In Italy, Gilbert focuses on pleasure, largely defined by food. She samples every recommended restaurant she can find in Rome, Naples, Bologna, Venice, and anywhere she can get a train ticket to. She revels in fresh asparagus, roasted endive, spaghetti al carbonara, pizza margherita, fresh buffalo mozzarella, wine and pastries. Along the way she proffers her impressions of the people she meets and the bits of culture to which she is exposed. Like most writers, she focuses on differences from the familiar: passion during a soccer match, the way Italians are able to relax (il bel far niente — the pleasure of doing nothing).

Her time in India is devoted to devotion. She lives in an ashram near Mumbai and attempts to meditate. There are relatively few opinions about life in the larger India, since she spends most of her time in the ashram. She faces her demons with the help of an irreverent Texan resident, and describes her epiphanies with relative originality.

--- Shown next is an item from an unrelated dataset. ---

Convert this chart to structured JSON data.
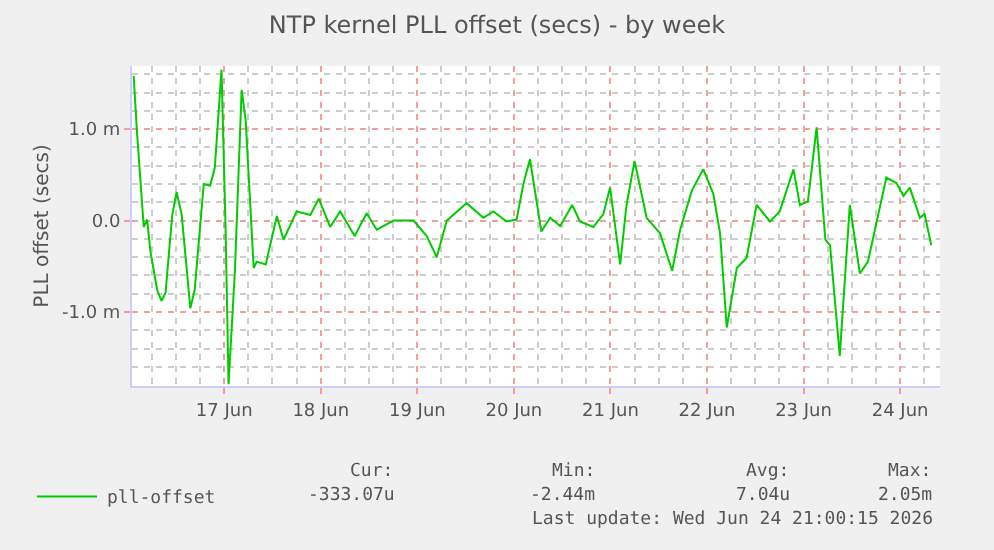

Bali is her final destination, and is intended for “balance” . Gilbert’s interactions with the Balinese make this section more interesting than the one on India. She spends extensive periods with Ketut the medicine man (who does not remember her at first), and with Wayan, a healer, but the latter interaction is tarnished by a cultural divide. Most dramatic of all, she finds romance, but I’ll leave you to discover the details yourself.

Unspiritual and unreligious people (like me) may feel a faint sense of bewilderment at the intensity with which Gilbert looks for spiritual succour, but they (also like me) are likely to enjoy following her journey.

‘Eat, Pray, Love: One Woman’s Search for Everything across Italy, India and Indonesia’ by Elizabeth Gilbert. Riverhead Books, 2006.